Here we have reported that when visual awareness of stimuli was impaired under CFS there was no blindsight-like performance in healthy observers as there was no redundancy gain when the participants reported to be unaware of masked targets. This questions the comparability of findings regarding unconscious vision in patient studies (Celeghin et al. 2015b; Georgy et al. 2016; Leh et al. 2006; Marzi et al. 1996, 1986; Savazzi and Marzi 2002; Tomaiuolo et al. 1997; van Koningsbruggen et al. 2017) and those studies in healthy adults using CFS to simulate unconscious vision.
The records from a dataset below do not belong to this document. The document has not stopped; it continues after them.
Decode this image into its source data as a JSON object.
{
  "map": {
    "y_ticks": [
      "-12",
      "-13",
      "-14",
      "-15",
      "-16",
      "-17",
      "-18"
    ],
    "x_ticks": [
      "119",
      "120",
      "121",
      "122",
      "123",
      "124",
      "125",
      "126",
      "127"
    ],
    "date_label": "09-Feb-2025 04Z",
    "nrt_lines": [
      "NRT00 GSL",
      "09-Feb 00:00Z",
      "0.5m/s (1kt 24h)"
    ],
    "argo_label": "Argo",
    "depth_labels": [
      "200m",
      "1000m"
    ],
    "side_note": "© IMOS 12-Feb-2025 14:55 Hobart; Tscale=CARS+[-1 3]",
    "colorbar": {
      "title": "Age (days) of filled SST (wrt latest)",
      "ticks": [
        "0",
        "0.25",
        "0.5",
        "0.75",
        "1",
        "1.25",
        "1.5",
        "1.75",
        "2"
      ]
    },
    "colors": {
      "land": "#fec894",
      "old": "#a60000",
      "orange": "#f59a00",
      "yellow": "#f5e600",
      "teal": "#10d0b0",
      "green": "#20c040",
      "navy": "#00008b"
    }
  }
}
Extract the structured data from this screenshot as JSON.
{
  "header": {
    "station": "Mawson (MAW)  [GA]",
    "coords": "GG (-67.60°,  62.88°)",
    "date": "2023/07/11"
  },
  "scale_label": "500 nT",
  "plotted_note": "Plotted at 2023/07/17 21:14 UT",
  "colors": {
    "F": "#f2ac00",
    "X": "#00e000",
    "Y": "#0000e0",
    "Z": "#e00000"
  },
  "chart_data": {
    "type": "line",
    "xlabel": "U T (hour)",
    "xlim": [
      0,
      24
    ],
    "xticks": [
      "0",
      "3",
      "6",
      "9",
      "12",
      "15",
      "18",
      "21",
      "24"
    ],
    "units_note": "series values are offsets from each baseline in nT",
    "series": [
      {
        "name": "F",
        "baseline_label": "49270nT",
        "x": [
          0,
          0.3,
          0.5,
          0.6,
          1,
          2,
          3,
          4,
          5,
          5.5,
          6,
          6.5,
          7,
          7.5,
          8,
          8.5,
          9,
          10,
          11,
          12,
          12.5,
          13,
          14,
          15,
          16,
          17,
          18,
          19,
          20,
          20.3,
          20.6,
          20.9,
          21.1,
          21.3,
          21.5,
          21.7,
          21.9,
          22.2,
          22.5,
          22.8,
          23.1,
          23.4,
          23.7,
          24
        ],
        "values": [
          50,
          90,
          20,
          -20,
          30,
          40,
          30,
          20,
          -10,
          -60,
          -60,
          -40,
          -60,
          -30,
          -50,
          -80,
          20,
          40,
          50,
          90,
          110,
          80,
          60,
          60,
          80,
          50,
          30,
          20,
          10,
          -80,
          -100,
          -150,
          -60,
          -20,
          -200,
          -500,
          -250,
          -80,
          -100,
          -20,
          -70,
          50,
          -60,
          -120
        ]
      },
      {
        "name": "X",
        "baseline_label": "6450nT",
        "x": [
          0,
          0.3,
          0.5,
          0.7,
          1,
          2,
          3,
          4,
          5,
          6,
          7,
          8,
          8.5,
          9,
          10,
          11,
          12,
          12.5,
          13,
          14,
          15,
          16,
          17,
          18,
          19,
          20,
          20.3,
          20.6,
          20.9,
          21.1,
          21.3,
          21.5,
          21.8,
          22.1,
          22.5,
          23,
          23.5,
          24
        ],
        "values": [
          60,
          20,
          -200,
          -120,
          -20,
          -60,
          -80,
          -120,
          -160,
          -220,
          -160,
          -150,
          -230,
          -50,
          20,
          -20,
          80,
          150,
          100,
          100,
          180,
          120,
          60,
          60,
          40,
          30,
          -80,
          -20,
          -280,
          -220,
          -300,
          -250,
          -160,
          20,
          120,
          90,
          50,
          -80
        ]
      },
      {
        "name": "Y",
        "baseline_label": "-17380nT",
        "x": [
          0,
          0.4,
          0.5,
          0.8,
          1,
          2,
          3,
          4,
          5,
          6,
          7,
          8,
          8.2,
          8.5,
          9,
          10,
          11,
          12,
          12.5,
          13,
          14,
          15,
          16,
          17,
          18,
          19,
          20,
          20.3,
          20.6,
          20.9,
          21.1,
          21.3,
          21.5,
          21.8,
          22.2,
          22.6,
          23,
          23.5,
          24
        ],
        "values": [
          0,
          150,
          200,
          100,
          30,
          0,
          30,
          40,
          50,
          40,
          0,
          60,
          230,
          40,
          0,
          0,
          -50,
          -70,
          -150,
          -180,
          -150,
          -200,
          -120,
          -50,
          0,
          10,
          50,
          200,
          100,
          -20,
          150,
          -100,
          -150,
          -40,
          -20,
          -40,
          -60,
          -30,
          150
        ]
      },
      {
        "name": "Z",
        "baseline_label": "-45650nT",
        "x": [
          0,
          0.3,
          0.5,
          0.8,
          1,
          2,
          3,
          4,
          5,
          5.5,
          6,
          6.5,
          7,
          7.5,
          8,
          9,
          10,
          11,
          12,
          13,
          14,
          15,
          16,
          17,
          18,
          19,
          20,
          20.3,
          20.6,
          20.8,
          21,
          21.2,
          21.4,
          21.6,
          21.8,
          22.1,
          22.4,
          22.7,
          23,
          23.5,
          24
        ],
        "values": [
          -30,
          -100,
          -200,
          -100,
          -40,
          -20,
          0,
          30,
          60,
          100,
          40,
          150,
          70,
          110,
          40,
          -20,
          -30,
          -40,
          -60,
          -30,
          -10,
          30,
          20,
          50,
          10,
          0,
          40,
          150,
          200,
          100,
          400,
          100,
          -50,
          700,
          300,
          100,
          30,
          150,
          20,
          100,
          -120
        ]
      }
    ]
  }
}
Something that emerges from the body of prior evidence and the findings reported here is that the extent of unconscious processing depends on the methods used to supress the conscious experience. Visual stimuli supressed using backward masking in healthy adults (e.g., Milders et al. 2006) or presentation within neurologically induced visual deficits mentioned above, seem to lead to some processing albeit without conscious awareness. Although some unconscious processing can take place for supressed stimuli under binocular rivalry (Bannerman et al. 2011), CFS induced supression on the other hand appear to, if not eliminate, at least significantly reduce unconscious processing (Moors et al. 2017; Rothkirch and Hesselmann 2018). This leads us to question the viability of CFS as a suitable method to study unconscious vision in healthy observers as a model of blindsight-like performance.

From the findings of experiments reported here, we show that when perceptual awareness is reported on a trial by trial basis, there is a relationship between the strength of perceptual awareness and RT such that higher reported awareness is associated with faster responses. There are, however at least two obvious ways of interpreting the basis for this finding. One is that attention fluctuates over time and cannot be maintained at a steady level across the visual field and throughout the duration of an experiment. The reported awareness is a direct result of such fluctuation with increased attentional allocation, leading to higher likelihood that masked stimuli may break into conscious awareness. In this explanation, slower RTs for unaware responses to redundant targets instead of being a sign of inhibition, are simply a direct result of removing faster responses from the total RT distribution (since they were associated with aware response) leaving behind a set of longer RTs. An alternative explanation may be that we have devised a series of experiments where redundant stimuli are at the verge of conscious awareness and many factors including fluctuations in internal noise, arousal/alertness or even state of attention may interact to push the presentation of a given stimulus over the threshold for awareness and it is this subjective conscious awareness that boosts faster orienting behaviour or even more efficient decision making and response execution leading to faster reaction times. Therefore, it is the increased attention that leads to faster responses in the former, and in the latter, it is the fluctuation in awareness that leads to changes in RT. Experiments reported here do not allow for evaluation of these two possibilities. It is likely that these alternatives can be examined in experiments involving objective measures of attention such as EEG (e.g., Helfrich et al. 2018). Such classification may help to elucidate the relationship between awareness and attention.

In conclusion, we measured reaction times to the onset of a seen (unmasked) target whilst the presentation of a masked redundant target with fixed stimulus characteristics may or may not have led to subjective visual awareness of the redundant target on trial by trial basis. We demonstrated that the amplitude of redundancy gain was correlated with reported subjective awareness. The same pattern of findings was observed irrespective of location of the redundant target or its positional uncertainty. The findings were not in line with predictions based on clinical populations where the unconscious processing was due to damage to early cortical regions.